Hasilnya, bahwa berdasar konsepsi ilmu politik modern tersebut di atas, maka pangkal tolak menentukan tahun lahirnya Luwu bermula pada waktu masuknya Islam di Luwu yakni tahun 1593. Dari tahun ini kemudian dihitung mundur 13 Raja yang pernah berkuasa sampai masa Raja Simpurusiang. Dengan asumsi 1 Raja masing-masing memiliki periode 25 tahun, maka ditemukanlah angka 1268 sebagai awal mula tahun kejadian Luwu. Angka 21 Januari kemudian dipilih sebagai Tanggal dan Bulan Jadi Luwu karena mengacu pada tanggal dan bulan yang bernilai sejarah dalam mempertahankan Proklamasi Kemerdekaan RI. Tanggal dan bulan tersebut adalah waktu pemberian ultimatum kepada Tentara Sekutu sebelum pecahnya Perlawanan Semesta Rakyat Luwu (23 Januari 1946).

Demikianlah Hari Jadi Luwu ini kemudian ditetapkan melalui Perda pada tanggal 29 November 1994, dan kita mulai merayakan setiap tahunnya.
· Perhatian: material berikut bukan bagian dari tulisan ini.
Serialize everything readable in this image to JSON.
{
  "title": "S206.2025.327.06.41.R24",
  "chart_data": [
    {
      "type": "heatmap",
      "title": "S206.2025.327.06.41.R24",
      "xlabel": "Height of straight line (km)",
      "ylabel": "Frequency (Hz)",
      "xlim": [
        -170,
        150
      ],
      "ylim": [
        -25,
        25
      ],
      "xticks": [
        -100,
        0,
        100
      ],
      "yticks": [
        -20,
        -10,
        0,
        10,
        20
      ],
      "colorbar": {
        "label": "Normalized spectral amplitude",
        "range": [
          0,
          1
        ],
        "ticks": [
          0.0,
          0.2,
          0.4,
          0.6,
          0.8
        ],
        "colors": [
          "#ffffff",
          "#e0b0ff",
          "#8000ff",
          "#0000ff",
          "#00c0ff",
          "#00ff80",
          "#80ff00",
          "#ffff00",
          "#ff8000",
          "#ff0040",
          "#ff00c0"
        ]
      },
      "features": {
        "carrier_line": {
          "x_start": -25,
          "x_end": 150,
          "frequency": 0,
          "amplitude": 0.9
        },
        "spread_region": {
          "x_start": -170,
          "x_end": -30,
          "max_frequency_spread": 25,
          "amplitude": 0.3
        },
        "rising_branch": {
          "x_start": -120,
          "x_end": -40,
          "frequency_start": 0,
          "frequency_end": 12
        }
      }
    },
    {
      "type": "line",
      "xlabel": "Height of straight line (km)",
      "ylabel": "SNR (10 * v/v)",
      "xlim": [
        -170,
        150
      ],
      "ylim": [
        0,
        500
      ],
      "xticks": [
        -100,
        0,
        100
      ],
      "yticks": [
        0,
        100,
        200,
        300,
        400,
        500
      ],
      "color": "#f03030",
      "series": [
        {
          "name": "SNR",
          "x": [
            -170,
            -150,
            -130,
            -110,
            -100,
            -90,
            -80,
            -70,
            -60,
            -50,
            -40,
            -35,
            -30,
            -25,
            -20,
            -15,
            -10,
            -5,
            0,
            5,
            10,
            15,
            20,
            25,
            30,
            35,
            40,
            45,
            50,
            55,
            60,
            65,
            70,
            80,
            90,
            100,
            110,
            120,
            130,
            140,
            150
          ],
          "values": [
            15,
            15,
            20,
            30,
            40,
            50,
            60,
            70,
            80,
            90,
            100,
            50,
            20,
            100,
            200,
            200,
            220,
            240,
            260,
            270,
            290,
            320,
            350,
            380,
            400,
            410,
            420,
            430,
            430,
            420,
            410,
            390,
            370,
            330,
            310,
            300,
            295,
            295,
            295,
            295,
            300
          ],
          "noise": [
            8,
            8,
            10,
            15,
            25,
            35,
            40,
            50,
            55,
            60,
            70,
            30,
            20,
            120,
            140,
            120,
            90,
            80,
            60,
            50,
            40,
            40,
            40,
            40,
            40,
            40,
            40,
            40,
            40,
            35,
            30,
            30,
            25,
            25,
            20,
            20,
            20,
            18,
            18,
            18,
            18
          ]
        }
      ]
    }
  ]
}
Menurut Prof AS Achmad, Hari Jadi Luwu ini akan membantu kita untuk lebih mengenal akan diri kita sendiri dengan lebih baik, mengenal akan kenyataan yang menyelimuti Luwu, mengenai hakikat dan kemungkinan-kemungkinan yang bakal terjadi. Peringatan Hari Jadi Luwu mengandung motivasi untuk merencanakan dan melaksanakan pembangunan di segala bidang. Dirgahayu Ke 747 Tana Luwu…

Opsal, Opu To Sappaile

Mungkin kita hanya mengenal Opsal atau Opu To Sappaile hanya sekadar nama pusat perbelanjaan dan sebagai salahsatu nama jalan protokol di Kota Palopo. Berangkat dari pesan Bung Karno untuk tidak melupakan sejarah, maka pada tempatnyalah kita lebih mengenal sosok Opu To Sappaile. Peran Opu To Sappaile dalam Perang Luwu sangatlah penting.

Opu To Sappaile sebenarnya bernama asli Andi Baso Lempulle. Ia lahir sekitar tahun 1870 dan merupakan putra dari Andi Tadda Opu Pabbicara Pawelae Ponjalae. Ketika perang 11 September 1905 berakhir, Andi Baso bebas dari tuntutan Belanda. Ia diangkat menjadi Opu Patunru sebagai penghormatan kerajaan terhadap ayahnya, Andi Tadda.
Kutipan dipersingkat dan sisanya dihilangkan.